Mme de Staël écrit, dans De l'Allemagne, que « l’on donne trop d'avantages aux
caractères arides et froids quand on leur présente la sensibilité comme une maladie, tandis
que c'est de toutes les facultés morales la plus énergique, puisqu'elle donne le désir et la
puissance de se dévouer aux autres ». Je trouve que ces mots s’appliquent parfaitement à un
écrivain tel qu’Octave Mirbeau, qui est avant tout « un homme sensible », à l’instar du
personnage de son conte éponyme.
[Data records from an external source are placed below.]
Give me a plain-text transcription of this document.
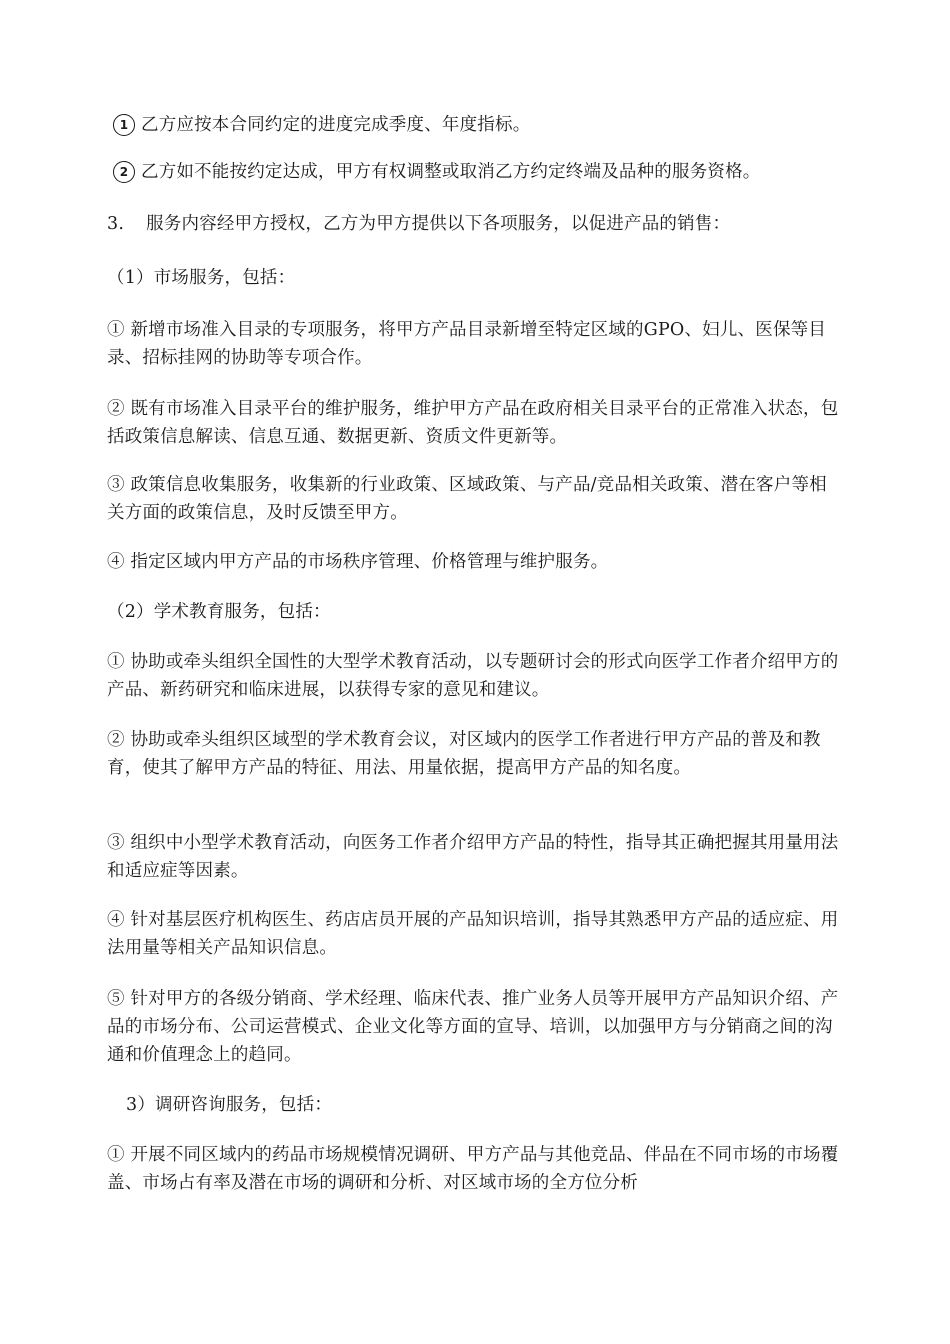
1 乙方应按本合同约定的进度完成季度、年度指标。

2 乙方如不能按约定达成，甲方有权调整或取消乙方约定终端及品种的服务资格。

3. 服务内容经甲方授权，乙方为甲方提供以下各项服务，以促进产品的销售：

（1）市场服务，包括：

① 新增市场准入目录的专项服务，将甲方产品目录新增至特定区域的GPO、妇儿、医保等目录、招标挂网的协助等专项合作。

② 既有市场准入目录平台的维护服务，维护甲方产品在政府相关目录平台的正常准入状态，包括政策信息解读、信息互通、数据更新、资质文件更新等。

③ 政策信息收集服务，收集新的行业政策、区域政策、与产品/竞品相关政策、潜在客户等相关方面的政策信息，及时反馈至甲方。

④ 指定区域内甲方产品的市场秩序管理、价格管理与维护服务。

（2）学术教育服务，包括：

① 协助或牵头组织全国性的大型学术教育活动，以专题研讨会的形式向医学工作者介绍甲方的产品、新药研究和临床进展，以获得专家的意见和建议。

② 协助或牵头组织区域型的学术教育会议，对区域内的医学工作者进行甲方产品的普及和教育，使其了解甲方产品的特征、用法、用量依据，提高甲方产品的知名度。

③ 组织中小型学术教育活动，向医务工作者介绍甲方产品的特性，指导其正确把握其用量用法和适应症等因素。

④ 针对基层医疗机构医生、药店店员开展的产品知识培训，指导其熟悉甲方产品的适应症、用法用量等相关产品知识信息。

⑤ 针对甲方的各级分销商、学术经理、临床代表、推广业务人员等开展甲方产品知识介绍、产品的市场分布、公司运营模式、企业文化等方面的宣导、培训，以加强甲方与分销商之间的沟通和价值理念上的趋同。

3）调研咨询服务，包括：

① 开展不同区域内的药品市场规模情况调研、甲方产品与其他竞品、伴品在不同市场的市场覆盖、市场占有率及潜在市场的调研和分析、对区域市场的全方位分析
Georges, héros tragique du roman Dans le ciel, avoue
quant à lui être né « avec le don fatal de sentir vivement, de sentir jusqu’à la douleur,
jusqu’au ridicule ». Or, comment mieux définir la sensibilité, sinon à travers cette évocation
de l’intensité dans le sentir ? Souvent confondue avec la sensiblerie, la sensibilité est au
contraire la capacité d’un être de sortir de lui-même et de s’ouvrir au monde. Dans une société
où toute forme de sensibilité est exclue, c’est l’individualisme qui règne en maître.
Si Mirbeau est un révolté, c’est avant tout parce qu’il sent avec une intensité hors du
commun. Il sait comprendre la beauté d’une œuvre d’art, mais aussi celle de la nature et des
animaux. Doté d’une forte empathie pour la souffrance d’autrui, il ne supporte pas de voir des
êtres plus faibles écrasés par un système social impitoyable. Le dévouement aux autres est
constant durant toute sa vie, qu’il s’agisse des laissés-pour-compte de la société capitaliste
naissante, des enfants, des animaux, ou de toute autre victime d’une injustice, comme cela a
été le cas pour le capitaine Dreyfus. En d’autres termes, Mirbeau est tout sauf un indifférent.
J’ai toujours cru que l’intuition peut mener aux plus belles rencontres, aux
coïncidences porteuses de sens. Ma rencontre avec Mirbeau a été une question d’intuition et
de passion. Moi-même j’ai toujours été hypersensible, passionnée d’art et de beauté sous
toutes ses formes, révoltée, mais néanmoins pessimiste, et j’ai trouvé chez Mirbeau une
source intarissable d’inspiration. Dès lors, étudier son œuvre m’est apparu comme une
évidence. En réalité, j’aurais très bien pu ne jamais entendre parler de Mirbeau. Cela aurait
même été tout à fait logique, car, au fond, rien ne me prédisposait à cette « rencontre »
littéraire. Je suis née au Brésil, dans la grande ville de São Paulo, où la place de la littérature
française est assez limitée, et jusqu’à l’âge de dix ans je ne parlais pas le français. Cependant,
après avoir vécu une année à Grenoble avec mes parents, puis avoir poursuivi ma scolarité au
lycée français de São Paulo, je suis arrivée à Paris à l’âge de 18 ans pour suivre une prépa
littéraire au lycée Condorcet. Je ne connaissais pas encore Mirbeau à cette époque et, lorsque
j’ai trouvé un studio, rue de Prony, je ne savais pas que j’allais devenir – avec plus d’un siècle
d’intervalle – pratiquement la voisine de Judith Vinmer.
Comme Jean Mintié, je vivais à cette époque une expérience similaire à celle que
Mirbeau décrit dans Le Calvaire. Fascinée par la beauté, je découvrais que, derrière une
plastique de rêve et un raffinement des manières, peut se cacher une laideur sans nom.
L’ambivalence de toutes choses m’apparaissait alors avec une clarté foudroyante et je passais
de l’idéalisme adolescent au début de l’âge de raison. J’étais en première année de Master de
littérature à la Sorbonne, en train de faire un mémoire sur Barbey d’Aurevilly. En cours, M.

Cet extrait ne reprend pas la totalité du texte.